It strikes me that three things converged on the same professional question over that past month or so.
In a previous blog post, I mentioned how we at MPI are engaged in the act of developing more purposefully conversations with students about the criteria used for assessing learning. We call this “co-constructing criteria”. Since I’ve talked about this before, I don’t want to go into detail, but I do want to point out that it implies there is a big difference between assessment and evaluation – assessment in the service of learning is a conversation with a student about learning targets, level of completion, and mapping out a pathway to get there. It draws the student and the teacher onto the same side of the table to ask the question “How will WE know when you have reached a sufficient level of proficiency or reason mastery?”
Over the past two months I’ve been taking my data from online conversations, coding them and now I am making meaning of the data in order to finish my dissertation about knowledge building in online communities. One of the key aspects of my research is trying to more closely look at knowledge building principles as a means to evaluate the value of an online community of practice (CoP). (Etienne Wenger defines a CoP as “groups of people who share a concern or a passion for something they do and learn how to do it better as they interact regularly”).

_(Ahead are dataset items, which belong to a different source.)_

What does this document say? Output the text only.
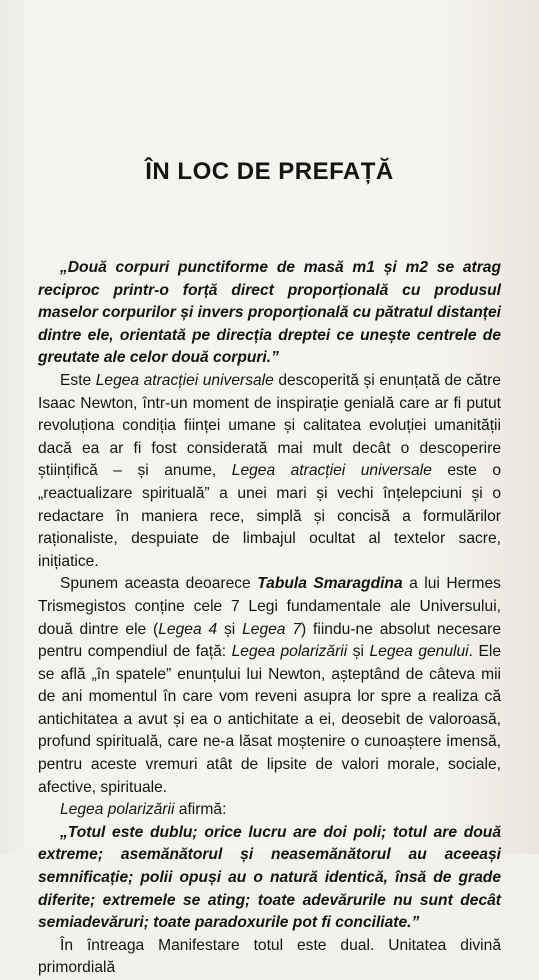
ÎN LOC DE PREFAȚĂ

„Două corpuri punctiforme de masă m1 și m2 se atrag reciproc printr-o forță direct proporțională cu produsul maselor corpurilor și invers proporțională cu pătratul distanței dintre ele, orientată pe direcția dreptei ce unește centrele de greutate ale celor două corpuri.”

Este Legea atracției universale descoperită și enunțată de către Isaac Newton, într-un moment de inspirație genială care ar fi putut revoluționa condiția ființei umane și calitatea evoluției umanității dacă ea ar fi fost considerată mai mult decât o descoperire științifică – și anume, Legea atracției universale este o „reactualizare spirituală” a unei mari și vechi înțelepciuni și o redactare în maniera rece, simplă și concisă a formulărilor raționaliste, despuiate de limbajul ocultat al textelor sacre, inițiatice.

Spunem aceasta deoarece Tabula Smaragdina a lui Hermes Trismegistos conține cele 7 Legi fundamentale ale Universului, două dintre ele (Legea 4 și Legea 7) fiindu-ne absolut necesare pentru compendiul de față: Legea polarizării și Legea genului. Ele se află „în spatele” enunțului lui Newton, așteptând de câteva mii de ani momentul în care vom reveni asupra lor spre a realiza că antichitatea a avut și ea o antichitate a ei, deosebit de valoroasă, profund spirituală, care ne-a lăsat moștenire o cunoaștere imensă, pentru aceste vremuri atât de lipsite de valori morale, sociale, afective, spirituale.

Legea polarizării afirmă:

„Totul este dublu; orice lucru are doi poli; totul are două extreme; asemănătorul și neasemănătorul au aceeași semnificație; polii opuși au o natură identică, însă de grade diferite; extremele se ating; toate adevărurile nu sunt decât semiadevăruri; toate paradoxurile pot fi conciliate.”

În întreaga Manifestare totul este dual. Unitatea divină primordială
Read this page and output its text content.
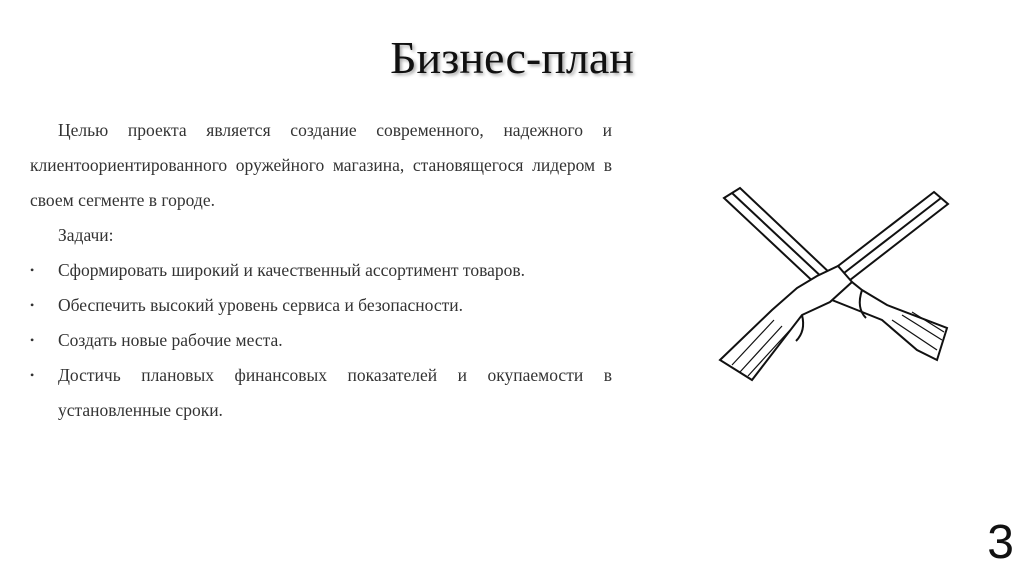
Бизнес-план

Целью проекта является создание современного, надежного и клиентоориентированного оружейного магазина, становящегося лидером в своем сегменте в городе.

Задачи:

• Сформировать широкий и качественный ассортимент товаров.
• Обеспечить высокий уровень сервиса и безопасности.
• Создать новые рабочие места.
• Достичь плановых финансовых показателей и окупаемости в установленные сроки.
3
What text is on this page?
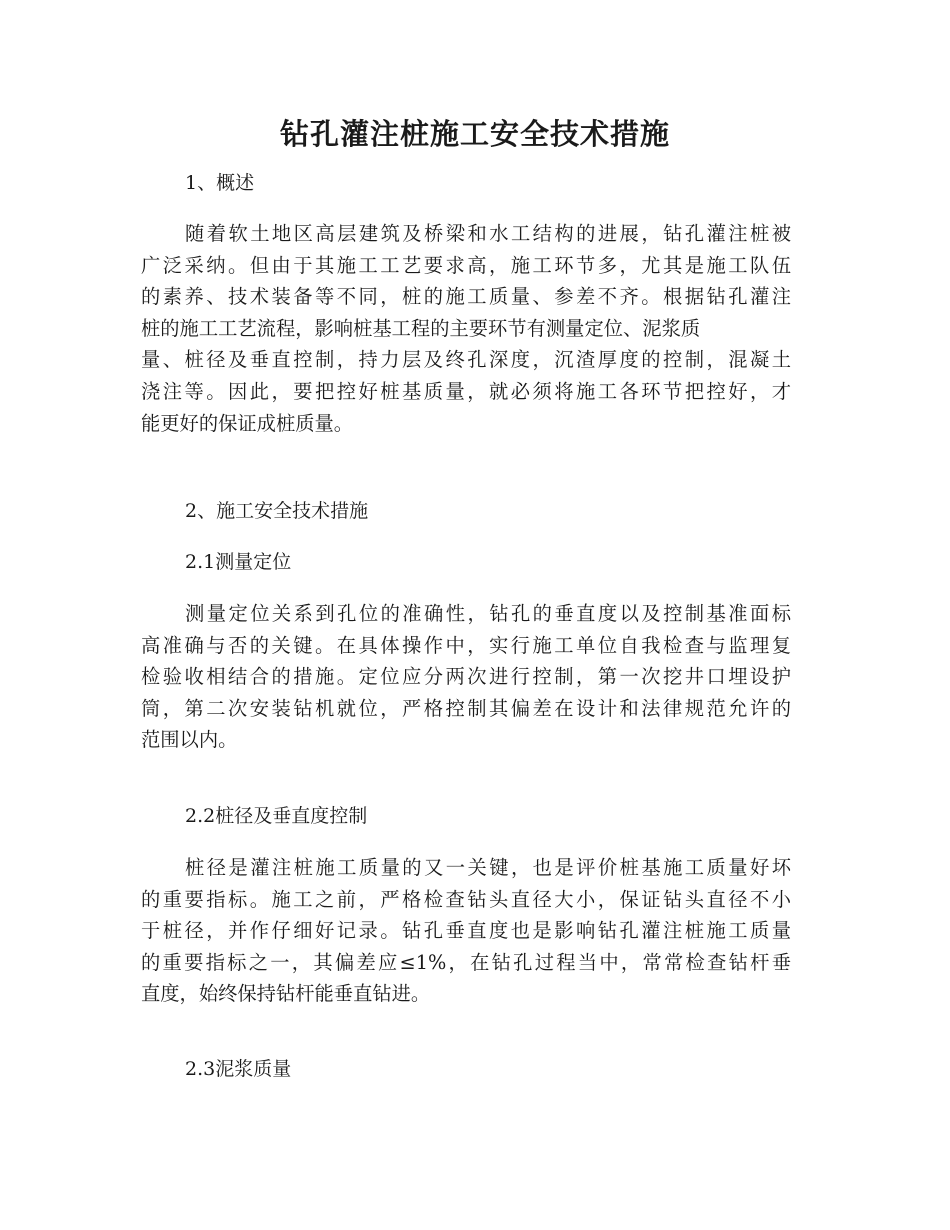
钻孔灌注桩施工安全技术措施

1、概述

随着软土地区高层建筑及桥梁和水工结构的进展，钻孔灌注桩被
广泛采纳。但由于其施工工艺要求高，施工环节多，尤其是施工队伍
的素养、技术装备等不同，桩的施工质量、参差不齐。根据钻孔灌注
桩的施工工艺流程，影响桩基工程的主要环节有测量定位、泥浆质
量、桩径及垂直控制，持力层及终孔深度，沉渣厚度的控制，混凝土
浇注等。因此，要把控好桩基质量，就必须将施工各环节把控好，才
能更好的保证成桩质量。

2、施工安全技术措施

2.1测量定位

测量定位关系到孔位的准确性，钻孔的垂直度以及控制基准面标
高准确与否的关键。在具体操作中，实行施工单位自我检查与监理复
检验收相结合的措施。定位应分两次进行控制，第一次挖井口埋设护
筒，第二次安装钻机就位，严格控制其偏差在设计和法律规范允许的
范围以内。

2.2桩径及垂直度控制

桩径是灌注桩施工质量的又一关键，也是评价桩基施工质量好坏
的重要指标。施工之前，严格检查钻头直径大小，保证钻头直径不小
于桩径，并作仔细好记录。钻孔垂直度也是影响钻孔灌注桩施工质量
的重要指标之一，其偏差应≤1%，在钻孔过程当中，常常检查钻杆垂
直度，始终保持钻杆能垂直钻进。

2.3泥浆质量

In “A Brief History of Knowledge Building” by Scardamalia and Bereiter, they state:
“Knowledge building has several characteristics not shared by constructivist learning in general, although common to organizational knowledge building. Two of these are:
Intentionality. Most of learning is unconscious, and a constructivist view of learning does not alter this fact. However, people engaged in knowledge building know they are doing it and advances are purposeful.
Community Knowledge. Learning is a personal matter, but knowledge building is done for the benefit of the community.”
Scardamalia, M. and C. Bereiter (2010). “A brief history of knowledge building.” Canadian Journal of Learning and Technology 36(1).
I believe one of the tangible benefits of good project-based learning is a sense of both purposeful knowledge building in our community, and intentionality in how we address looking at our work as a part of our community to strengthen our own personal learning.
Deeper Learning Network:
In the #dlmooc Deeper Learning MOOC last week, the topic was on assessment. Much of the conversation focused on assessment in the service of learning – that is, assessment that happens during the learning as a means to give students feedback, direction, additional strategies to support their building of knowledge – which is happening in conjunction with their peers in their teacher as a conversation. This to me has much of the same hallmarks as knowledge building mentioned above. In the end, there can be different assessments at the end to evaluate learning, but the act of formative assessment is an application of knowledge building principles and it’s exciting to see how it is the most significant step in the learning process.
“How do you know that?” In my training back in the 1990s on the Modeling approach to learning science (http://modeling.asu.edu), that question of how do you know something became a critical one for us to unpack students’ thinking. To me, it ties together these ideas of knowledge building, and assessment in the service of learning that seem to have converged in the last couple of weeks.